U.S. Students Have Achieved World Domination in Computer Science Skills—for Now

Tekla Perry:

When the researchers tabulated the results, the U.S. students came out ahead in every category. U.S. seniors outperformed their peers overall; students from elite U.S. schools outclassed their counterparts at the other countries’ elite institutions; and the same was true for students at non-elite universities. (The differences among the scores of students in China, India, and Russia were not statistically significant, the researchers indicated.)

The study sets in relief an important but rarely mentioned point with regard to the sheer numbers of computer science graduates. U.S. universities graduate about 65,000 computer science students annually, compared with an annual total of 417,000 for institutions in the other countries studied. But those figures don’t tell the story of who will fill the most coveted slots at the world’s premiere tech companies. Loyalka and his collaborators note that the number of graduates supplied by China’s elite programs is approximately half the total number of graduates supplied by those in the U.S. India’s elite programs turn out only one-eighth the total number of graduates supplied by comparable U.S. schools)

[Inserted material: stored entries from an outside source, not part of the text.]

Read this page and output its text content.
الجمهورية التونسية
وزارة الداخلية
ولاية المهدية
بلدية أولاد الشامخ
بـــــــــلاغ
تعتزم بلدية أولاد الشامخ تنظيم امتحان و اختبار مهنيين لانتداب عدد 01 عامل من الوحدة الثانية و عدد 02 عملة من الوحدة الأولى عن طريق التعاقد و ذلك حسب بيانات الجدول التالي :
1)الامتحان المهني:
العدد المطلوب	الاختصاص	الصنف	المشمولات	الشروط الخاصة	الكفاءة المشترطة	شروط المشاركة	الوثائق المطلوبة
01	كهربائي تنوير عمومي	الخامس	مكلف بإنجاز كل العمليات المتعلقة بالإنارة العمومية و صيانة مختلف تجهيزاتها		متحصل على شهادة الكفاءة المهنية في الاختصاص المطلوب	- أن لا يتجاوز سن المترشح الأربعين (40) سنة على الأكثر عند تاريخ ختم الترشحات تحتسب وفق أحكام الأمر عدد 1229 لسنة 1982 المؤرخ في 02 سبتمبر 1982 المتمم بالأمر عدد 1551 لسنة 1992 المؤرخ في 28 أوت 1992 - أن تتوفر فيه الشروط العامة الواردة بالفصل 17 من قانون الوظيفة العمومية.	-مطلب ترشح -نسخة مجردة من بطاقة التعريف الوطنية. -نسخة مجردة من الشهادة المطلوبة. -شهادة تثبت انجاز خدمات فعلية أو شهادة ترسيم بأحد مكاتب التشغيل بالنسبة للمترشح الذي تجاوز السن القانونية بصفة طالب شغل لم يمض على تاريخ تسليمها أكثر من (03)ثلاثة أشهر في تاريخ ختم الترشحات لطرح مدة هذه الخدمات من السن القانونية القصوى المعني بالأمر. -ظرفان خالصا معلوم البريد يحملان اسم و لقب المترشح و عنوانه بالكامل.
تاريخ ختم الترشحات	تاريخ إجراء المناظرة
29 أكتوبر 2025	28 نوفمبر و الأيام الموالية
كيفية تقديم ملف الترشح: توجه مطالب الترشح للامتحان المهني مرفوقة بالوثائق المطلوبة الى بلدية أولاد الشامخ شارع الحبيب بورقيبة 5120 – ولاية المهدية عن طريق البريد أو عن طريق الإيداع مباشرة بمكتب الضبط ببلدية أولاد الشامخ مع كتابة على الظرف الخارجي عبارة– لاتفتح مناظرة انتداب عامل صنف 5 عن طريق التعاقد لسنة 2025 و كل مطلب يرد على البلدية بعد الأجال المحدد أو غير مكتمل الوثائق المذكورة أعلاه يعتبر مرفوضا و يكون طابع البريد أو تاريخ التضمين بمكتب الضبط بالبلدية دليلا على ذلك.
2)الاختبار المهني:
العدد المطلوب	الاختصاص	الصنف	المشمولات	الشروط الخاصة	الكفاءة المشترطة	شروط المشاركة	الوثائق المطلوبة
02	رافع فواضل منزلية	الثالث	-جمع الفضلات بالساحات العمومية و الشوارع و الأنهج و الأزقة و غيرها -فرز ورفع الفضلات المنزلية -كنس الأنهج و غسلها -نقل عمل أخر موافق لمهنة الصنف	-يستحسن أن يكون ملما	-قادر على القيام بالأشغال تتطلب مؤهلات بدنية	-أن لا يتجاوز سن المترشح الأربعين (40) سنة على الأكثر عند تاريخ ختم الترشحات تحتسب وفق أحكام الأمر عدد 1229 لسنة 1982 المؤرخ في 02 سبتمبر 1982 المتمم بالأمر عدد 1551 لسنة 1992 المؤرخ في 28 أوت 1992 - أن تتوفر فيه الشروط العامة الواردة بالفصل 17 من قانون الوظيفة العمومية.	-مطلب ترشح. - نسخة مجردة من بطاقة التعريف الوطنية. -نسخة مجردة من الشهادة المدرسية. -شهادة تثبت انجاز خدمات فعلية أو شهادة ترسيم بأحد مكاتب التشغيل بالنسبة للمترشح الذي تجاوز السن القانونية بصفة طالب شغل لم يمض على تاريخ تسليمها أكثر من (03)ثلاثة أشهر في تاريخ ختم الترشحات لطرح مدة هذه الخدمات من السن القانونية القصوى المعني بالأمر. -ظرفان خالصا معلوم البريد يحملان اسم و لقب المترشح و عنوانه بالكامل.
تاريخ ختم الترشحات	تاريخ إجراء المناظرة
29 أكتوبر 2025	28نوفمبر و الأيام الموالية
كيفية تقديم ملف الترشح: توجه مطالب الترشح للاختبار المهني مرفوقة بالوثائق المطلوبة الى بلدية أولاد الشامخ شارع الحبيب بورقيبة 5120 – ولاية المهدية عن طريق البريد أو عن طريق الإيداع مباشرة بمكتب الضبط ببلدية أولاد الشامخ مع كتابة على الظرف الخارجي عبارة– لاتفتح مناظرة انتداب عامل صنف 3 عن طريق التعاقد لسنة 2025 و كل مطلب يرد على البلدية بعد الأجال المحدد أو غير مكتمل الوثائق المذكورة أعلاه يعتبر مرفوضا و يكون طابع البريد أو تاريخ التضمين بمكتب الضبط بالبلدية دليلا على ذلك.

The skills gap between the U.S. and the other countries studied is not a huge surprise (though the gap in performance is smaller at the elite schools), Loyalka told IEEE Spectrum. “CS departments and CS education in general have a longer history and are much more established in the United States than in China or India especially. A lot more is spent per student in the U.S. than in the other three countries. [But] given time and resources, the other three countries could catch up to the United States.”